Throughout the guidance, it is stated that where sprinklers are used, other fire prevention measures may be reduced, and this explicitly linked to saving money. For example:
“5.85 In those parts of healthcare buildings where sprinkler systems are provided, the effect of sprinklers on the overall package of fire precautions has to be considered to ensure that a cost-effective fire safety strategy is provided. Where sprinklers are installed in healthcare premises in accordance with the above guidance, some of the requirements of this document may be modified to take account of the effect of sprinkler operation at an early stage of fire development.”
“5.86 Where sprinklers are installed, the guidance may be modified subject to a suitable and sufficient risk assessment being undertaken and the information being recorded in the fire safety manual. Examples include:
- progressive horizontal evacuation (paragraphs 3.6–3.15);
- glazing in sub-compartment walls (paragraphs 5.23–5.25);
- elements of structure (paragraphs 5.1– 5.7 and 5.14–5.15);
- compartmentation (paragraphs 5.8– 5.13);
- fire hazard rooms and areas (paragraphs 5.40–5.44);
- external fire spread (paragraphs 6.5– 6.15);
- number and location of fire-fighting shafts (paragraphs 7.11 and 7.13).”
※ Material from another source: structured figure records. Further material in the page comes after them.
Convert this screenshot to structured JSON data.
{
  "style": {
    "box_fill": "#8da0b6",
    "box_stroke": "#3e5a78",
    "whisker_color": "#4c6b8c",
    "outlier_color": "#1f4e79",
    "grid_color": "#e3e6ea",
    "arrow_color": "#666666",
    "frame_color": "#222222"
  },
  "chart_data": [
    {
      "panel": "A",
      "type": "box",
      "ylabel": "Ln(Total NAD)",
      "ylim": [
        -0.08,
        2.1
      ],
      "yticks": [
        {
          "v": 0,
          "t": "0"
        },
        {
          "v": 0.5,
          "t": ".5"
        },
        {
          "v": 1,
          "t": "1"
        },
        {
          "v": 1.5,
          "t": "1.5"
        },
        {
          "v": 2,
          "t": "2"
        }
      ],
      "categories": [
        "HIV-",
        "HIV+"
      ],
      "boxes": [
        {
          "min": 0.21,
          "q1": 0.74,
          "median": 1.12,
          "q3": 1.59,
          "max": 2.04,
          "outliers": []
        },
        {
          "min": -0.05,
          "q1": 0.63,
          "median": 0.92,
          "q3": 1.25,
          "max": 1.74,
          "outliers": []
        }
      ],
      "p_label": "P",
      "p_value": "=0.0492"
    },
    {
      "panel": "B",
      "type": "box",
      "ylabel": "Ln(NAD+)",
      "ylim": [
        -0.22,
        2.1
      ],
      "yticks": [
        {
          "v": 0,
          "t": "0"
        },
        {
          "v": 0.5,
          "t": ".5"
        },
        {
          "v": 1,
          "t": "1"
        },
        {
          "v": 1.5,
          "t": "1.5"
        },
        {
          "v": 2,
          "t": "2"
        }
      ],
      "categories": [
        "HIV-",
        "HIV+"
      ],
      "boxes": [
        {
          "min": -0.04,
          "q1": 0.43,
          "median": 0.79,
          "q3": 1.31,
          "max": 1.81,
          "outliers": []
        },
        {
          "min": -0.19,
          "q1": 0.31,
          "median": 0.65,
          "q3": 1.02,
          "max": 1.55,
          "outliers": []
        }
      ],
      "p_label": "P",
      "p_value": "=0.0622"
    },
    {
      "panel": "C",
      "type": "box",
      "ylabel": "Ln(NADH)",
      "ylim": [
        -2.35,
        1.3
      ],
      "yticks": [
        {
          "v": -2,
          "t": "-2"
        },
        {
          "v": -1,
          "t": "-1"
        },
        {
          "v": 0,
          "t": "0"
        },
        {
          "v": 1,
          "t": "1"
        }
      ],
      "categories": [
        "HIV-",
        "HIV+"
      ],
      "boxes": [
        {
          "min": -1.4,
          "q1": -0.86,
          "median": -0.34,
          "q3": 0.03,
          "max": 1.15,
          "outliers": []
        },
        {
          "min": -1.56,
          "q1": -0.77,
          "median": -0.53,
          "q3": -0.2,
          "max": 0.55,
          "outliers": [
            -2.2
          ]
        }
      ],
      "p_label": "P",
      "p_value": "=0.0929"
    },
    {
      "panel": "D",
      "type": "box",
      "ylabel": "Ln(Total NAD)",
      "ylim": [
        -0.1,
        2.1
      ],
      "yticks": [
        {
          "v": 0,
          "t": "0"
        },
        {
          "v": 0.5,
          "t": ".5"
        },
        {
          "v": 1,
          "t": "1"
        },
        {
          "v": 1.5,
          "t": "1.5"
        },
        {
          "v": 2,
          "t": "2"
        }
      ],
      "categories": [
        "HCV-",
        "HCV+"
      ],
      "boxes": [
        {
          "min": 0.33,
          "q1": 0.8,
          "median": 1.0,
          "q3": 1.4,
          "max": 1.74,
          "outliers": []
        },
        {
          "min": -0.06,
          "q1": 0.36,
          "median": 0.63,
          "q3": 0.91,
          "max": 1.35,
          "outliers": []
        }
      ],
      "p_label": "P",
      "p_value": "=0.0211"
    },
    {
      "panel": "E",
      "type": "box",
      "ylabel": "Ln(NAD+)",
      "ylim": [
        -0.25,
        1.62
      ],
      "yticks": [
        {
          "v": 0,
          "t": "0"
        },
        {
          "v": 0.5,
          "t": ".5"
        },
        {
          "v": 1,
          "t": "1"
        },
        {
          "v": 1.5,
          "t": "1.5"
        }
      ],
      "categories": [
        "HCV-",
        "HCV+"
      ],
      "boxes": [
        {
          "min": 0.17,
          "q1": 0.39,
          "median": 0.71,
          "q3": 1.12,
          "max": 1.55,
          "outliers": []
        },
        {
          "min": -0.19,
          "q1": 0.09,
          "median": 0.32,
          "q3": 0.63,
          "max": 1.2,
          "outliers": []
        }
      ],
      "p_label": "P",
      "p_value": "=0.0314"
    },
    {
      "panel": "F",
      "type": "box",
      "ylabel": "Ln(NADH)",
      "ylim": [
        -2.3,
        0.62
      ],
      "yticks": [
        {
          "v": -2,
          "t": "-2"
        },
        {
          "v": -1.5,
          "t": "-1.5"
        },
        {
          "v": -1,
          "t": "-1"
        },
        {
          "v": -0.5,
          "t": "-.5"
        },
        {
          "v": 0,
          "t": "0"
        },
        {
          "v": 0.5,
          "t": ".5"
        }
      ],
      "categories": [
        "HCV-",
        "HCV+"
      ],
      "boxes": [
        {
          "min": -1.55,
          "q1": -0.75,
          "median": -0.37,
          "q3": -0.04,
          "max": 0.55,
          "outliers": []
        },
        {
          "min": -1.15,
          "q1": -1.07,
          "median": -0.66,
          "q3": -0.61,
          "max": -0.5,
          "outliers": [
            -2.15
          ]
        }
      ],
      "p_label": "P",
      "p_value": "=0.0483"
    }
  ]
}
“3.12 Where sprinklers are installed, the fire resistance of the compartment walls may be reduced to 30 minutes (integrity and insulation)”
“5.15 Where sprinklers are installed throughout the whole building, the requirement for elements of structure and compartment walls to be constructed of materials of limited combustibility does not apply”
“5.25 Where sprinklers are fitted, there is no limit on the use of glazed screens that provide a minimum period of fire resistance of 30 minutes (integrity only), provided the glass is not of the type referred to as “modified toughened”
“5.43 Where sprinklers are installed, the need to enclose fire hazard rooms in fire-resisting construction should be risk-assessed.”
2 Both data from NHS Digital and the FOI material from trusts should be viewed with caution. It became clear that some mental health trusts are reporting all fires involving patients to NHS Digital, and not just fires on their own premises. One trust claimed that the NHS Digital figures on its fires was greatly inflated because they included false alarms and not just actual fires. Conversely, some NHS Digital data was placed in doubt after a few apparent zero returns were directly queried with the trusts in question, who gave conflicting data.
Some mental health trusts volunteered that all or most their arsons were carried out by patients. Fires were also most frequently located in inpatient areas.
By comparison, FOI requests to three acute trusts that had also reported high numbers of fires showed a much lower proportion of fires that were caused deliberately or by patients: there were only 4 deliberately caused fires and three fires caused by patients out of a total of 178 fires over the two years.
Rough though the quality of this data is, the differences do support received wisdom that the risk of arson by patients is higher in mental health trusts, and that unsurprisingly, many of the fires are set on inpatient psychiatric wards. This might be expected as the most unwell people will be found on the wards.